Companies are restricted to conduct gambling businesses in several states in the U.S. with only a few such as Nevada, Montana, Delaware, and Oregon allowing companies to run Sportsbooks businesses. However, only Nevada has sportsbooks large enough to get the attention of off-state gamblers. This means that if you want to gamble on the Super Bowl event, you have to get to Las Vegas.

According to an article published on Forbes online magazine last year, the total amount wagered during a Super Bowl event exceeds $8 billion. However, the realizable value for each of the last 12 Super Bowl events is only a fraction of what is actually wagered. So, where does the rest of the Super Bowl betting money go? It disappears in the world of underground betting.

While companies are prevented from conducting online betting business in several U.S. states, people do not have that type of restriction. Super Bowl bettors are free to place their wagers with offshore companies registered in the U.K., Malta, Virgin Highlands, or Gibraltar, among other locations.

This means that at the end of the day, a majority of the money wagered during the Super Bowl flies out to foreign countries instead of adding to America’s GDP. As such, Super Bowl 50 will witness a massive amount of money wagered, but only a fraction will be presented in the books of local sportsbooks companies.
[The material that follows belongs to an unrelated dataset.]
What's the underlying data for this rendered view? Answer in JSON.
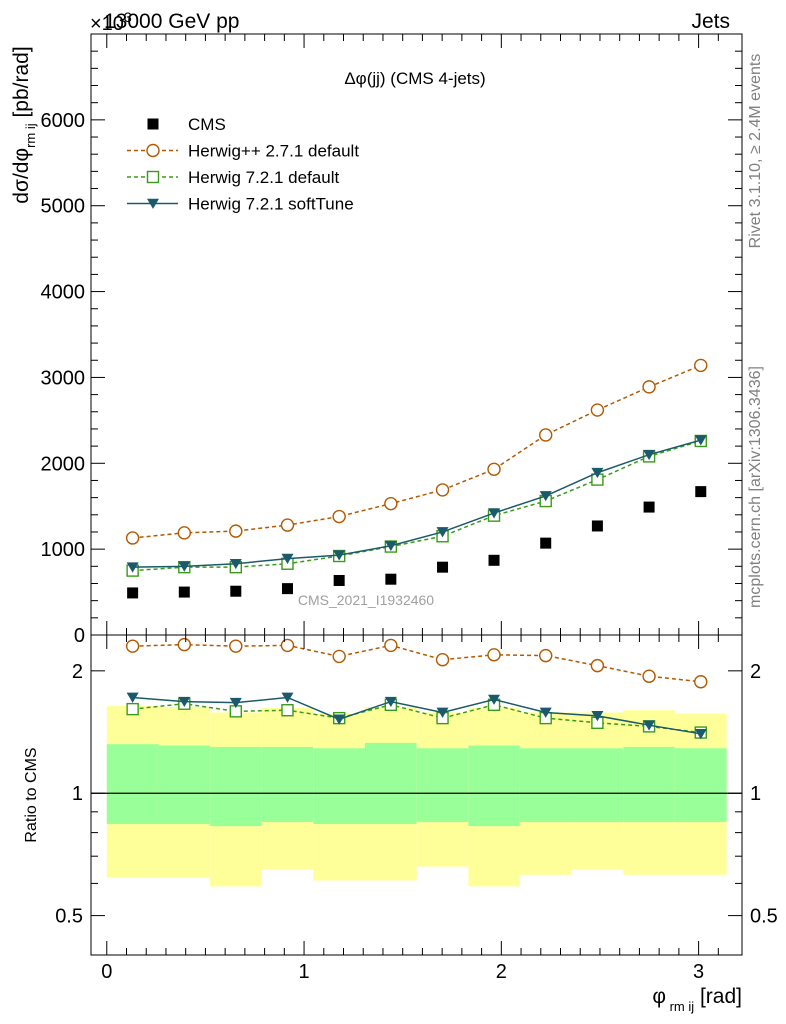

This is all because there is a rule that was created in the belief that legalizing sports betting and online gambling in the U.S. could compromise sporting activities. Issues like match fixing are among the crimes that are believed to have been kept at bay from the Super Bowl and other sporting activities by such rules.

However, common sense implies that given the fact that underground betting is still a major activity in the U.S., then the current rules do not really prevent crimes like match fixing from happening during the Super Bowl. If people wanted to fix NFL matches, including the Super Bowl, in order to benefit by placing bets, then they could do that via the underground betting networks.

As such, there will be a lot of money made during the Super Bowl 50 event, but a majority of it will be going to the underground betting networks.